As we have said previously, Internet TV will likely have multiple winners as the various services are not direct substitutes for each other given differing sets of content. A closer look at the Sandvine data shows that the entire Over-the-Top category is growing as consumers increasingly embrace Internet TV and on demand viewing and, even better, this growth is coming at the expense of piracy.


Free Cash Flow and Capital Structure

Free cash flow amounted to -$276 million in Q4 and -$921 million for the full year 2015. As a reminder, our investment in originals, particularly owned content, requires more cash upfront relative to licensed content, which will continue to dampen free cash flow. We finished Q4 with debt of $2.4 billion, unchanged from the prior quarter, and with cash & equivalents and short-term investments of $2.3 billion.

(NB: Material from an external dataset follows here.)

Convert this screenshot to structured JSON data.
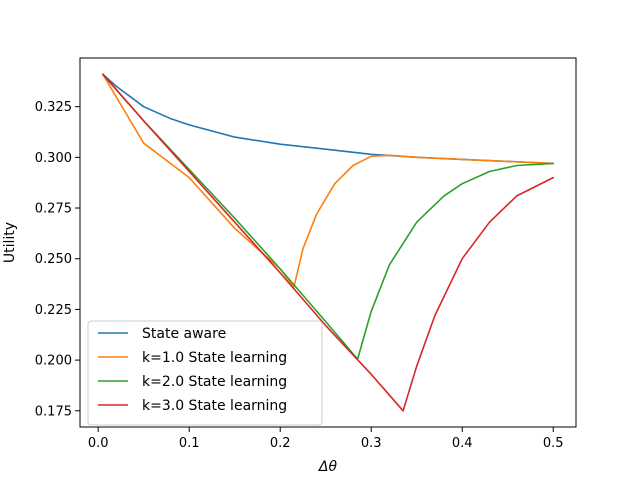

Given our expected cash needs, we are likely to raise additional debt in late 2016 or early 2017. We are managing our balance sheet to lower our blended cost of capital over time, while maintaining financial flexibility. Despite being FCF negative as we grow our original content and invest in international, our bonds trade like a BB credit (vs. their single B rating) due, in part, to the long-term growth of Internet TV globally and our low debt to market cap ratio, which provides bond investors with a very thick cushion of protection.



Our DVD-by-mail business in the US continues to serve more than 4.9 million members. We are pleased that our DVD business is managing the decline well, despite increasing postal costs, generating $80 million in contribution profit in Q4.



For quick reference, our eight most recent investor letters are: October 2015, July 2015, April 2015, January 2015, October 2014, July 2014, April 2014, January 2014.



We are thrilled to be available worldwide ex-China. What fun we are having making our service popular in Thailand, Poland, Australia, Chile, France and over 180 other countries.